The GCC central banks have slashed interest rate after the US Federal Reserve voted to lower interest rate by a half percentage point on Wednesday.
The Federal Reserve slashed its benchmark interest rate by 50 basis points, leaving rates at a range of 4.75% to 5%, after raising its benchmark interest rate 11 times in 16 months and then leaving it unchanged for more than a year.
The US Fed has signalled more reductions will follow. The move is expected to be the first in a series of rate cuts that will extend into 2025.
Shortly after the Fed’s announcement, the UAE Central Bank (CBUAE) said it has decided to cut the base rate applicable to the Overnight Deposit Facility (ODF) by 50 basis points – from 5.40% to 4.90% , effective from Thursday, September 19, 2024.
It has also decided to maintain the interest rate applicable to borrowing short-term liquidity from the CBUAE at 50 basis points above the Base Rate for all standing credit facilities.
The Saudi Central Bank said it has decided to reduce the repo rate by 50 basis points to 5.50% and reduce the reverse repo rate by 50 basis points to 5%.
Qatar’s central bank cut key interest rates by 55 basis points. The lending interest rate was cut to 5.70%, the deposit interest rate to 5.20% and the repo rate to 5.45%, according to a central bank statement.
The Central Bank of Bahrain (CBB) also announced its decision to cut the overnight deposit rate by 50 basis points from 6.00% to 5.50%, effective 19th September 2024.
“This decision comes as part of the measures taken by CBB in maintaining monetary and financial stability in the Kingdom of Bahrain in light of global financial market developments,” the apex bank said in a statement.
The Central Bank of Kuwait (CBK) has decided to cut the discount rate by 25 basis points from 4.25% to 4% effective Thursday, September 19. The annual inflation rate in Kuwait has slowed down from 4.71% recorded in April 2022 to 3% in July 2024, Basel Al-Haroon, Governor of the CBK said.

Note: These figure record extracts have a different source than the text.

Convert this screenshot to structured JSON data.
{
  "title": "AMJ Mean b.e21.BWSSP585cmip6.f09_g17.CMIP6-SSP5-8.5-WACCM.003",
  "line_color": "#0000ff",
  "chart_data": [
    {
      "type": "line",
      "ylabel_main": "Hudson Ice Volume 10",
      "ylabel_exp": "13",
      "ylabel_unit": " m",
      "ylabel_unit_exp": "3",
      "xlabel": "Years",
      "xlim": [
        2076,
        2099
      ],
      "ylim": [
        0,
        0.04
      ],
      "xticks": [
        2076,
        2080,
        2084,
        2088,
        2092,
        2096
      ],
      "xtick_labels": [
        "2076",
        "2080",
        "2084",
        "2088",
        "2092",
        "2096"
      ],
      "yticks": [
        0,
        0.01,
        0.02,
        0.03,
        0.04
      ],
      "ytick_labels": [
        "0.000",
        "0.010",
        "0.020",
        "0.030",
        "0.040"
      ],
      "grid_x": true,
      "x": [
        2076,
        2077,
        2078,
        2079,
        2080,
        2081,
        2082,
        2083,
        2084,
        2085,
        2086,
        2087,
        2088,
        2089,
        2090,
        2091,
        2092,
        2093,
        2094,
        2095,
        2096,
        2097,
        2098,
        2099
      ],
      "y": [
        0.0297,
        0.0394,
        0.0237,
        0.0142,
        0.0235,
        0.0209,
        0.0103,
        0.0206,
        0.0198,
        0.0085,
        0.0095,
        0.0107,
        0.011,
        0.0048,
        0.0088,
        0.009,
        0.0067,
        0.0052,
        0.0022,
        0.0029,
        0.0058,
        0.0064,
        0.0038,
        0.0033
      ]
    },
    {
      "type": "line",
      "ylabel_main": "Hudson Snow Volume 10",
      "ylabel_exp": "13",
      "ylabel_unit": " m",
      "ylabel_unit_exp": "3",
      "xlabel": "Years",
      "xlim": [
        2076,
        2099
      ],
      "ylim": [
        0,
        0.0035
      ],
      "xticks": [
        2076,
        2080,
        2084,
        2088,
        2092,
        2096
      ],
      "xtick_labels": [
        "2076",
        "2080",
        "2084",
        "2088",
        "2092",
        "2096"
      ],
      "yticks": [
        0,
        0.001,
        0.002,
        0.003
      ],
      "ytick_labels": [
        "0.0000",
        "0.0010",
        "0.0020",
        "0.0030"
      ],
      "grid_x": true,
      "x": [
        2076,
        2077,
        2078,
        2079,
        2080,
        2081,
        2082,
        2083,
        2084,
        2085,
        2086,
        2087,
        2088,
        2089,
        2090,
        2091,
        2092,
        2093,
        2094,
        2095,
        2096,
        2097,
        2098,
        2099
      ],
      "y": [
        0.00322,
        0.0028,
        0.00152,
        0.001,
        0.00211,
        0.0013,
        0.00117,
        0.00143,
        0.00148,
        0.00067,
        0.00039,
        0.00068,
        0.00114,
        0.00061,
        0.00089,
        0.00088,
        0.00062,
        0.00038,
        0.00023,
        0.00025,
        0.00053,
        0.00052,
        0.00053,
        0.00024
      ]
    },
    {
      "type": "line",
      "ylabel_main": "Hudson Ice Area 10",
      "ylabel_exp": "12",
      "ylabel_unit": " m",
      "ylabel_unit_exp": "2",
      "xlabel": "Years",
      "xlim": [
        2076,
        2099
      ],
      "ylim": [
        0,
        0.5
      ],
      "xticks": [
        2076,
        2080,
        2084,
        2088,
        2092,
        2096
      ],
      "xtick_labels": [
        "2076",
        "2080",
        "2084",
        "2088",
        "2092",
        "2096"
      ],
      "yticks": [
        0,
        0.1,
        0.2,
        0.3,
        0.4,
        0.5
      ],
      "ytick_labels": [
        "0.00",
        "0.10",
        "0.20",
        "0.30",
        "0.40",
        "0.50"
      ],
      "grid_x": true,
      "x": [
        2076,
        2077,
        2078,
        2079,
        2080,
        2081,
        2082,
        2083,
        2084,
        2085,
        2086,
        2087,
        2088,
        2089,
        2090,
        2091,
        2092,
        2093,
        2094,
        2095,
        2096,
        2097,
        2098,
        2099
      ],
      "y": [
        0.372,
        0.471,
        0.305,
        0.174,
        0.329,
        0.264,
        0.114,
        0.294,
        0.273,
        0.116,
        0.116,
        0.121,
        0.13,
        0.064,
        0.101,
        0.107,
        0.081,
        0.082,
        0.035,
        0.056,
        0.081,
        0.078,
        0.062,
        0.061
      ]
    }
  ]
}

FOMC statement, market reaction
The Committee seeks to achieve maximum employment and inflation at the rate of 2% over the longer run. The Committee has gained greater confidence that inflation is moving sustainably toward 2 percent, and judges that the risks to achieving its employment and inflation goals are roughly in balance, the Federal Reserve said in an FOMC statement.
The economic outlook is uncertain, and the Committee is attentive to the risks to both sides of its dual mandate, it said.
The Committee will continue reducing its holdings of Treasury securities and agency debt and agency mortgage‑backed securities. The Committee is strongly committed to supporting maximum employment and returning inflation to its 2% objective, the Federal Reserve said.
In a press conference after the announcement, Fed Chairman Jerome Powell said: “This decision reflects our growing confidence that with an appropriate recalibration of our policy stance, strength in the labour market can be maintained in a context of moderate growth and inflation moving sustainably down to 2%.”
The US stocks rallied soon after the announcement. The dollar slipped 0.5% to more than 1-year low.
The interest rate decision came as a boost to the gold market and drove prices to a new high at $2,591.19 per ounce.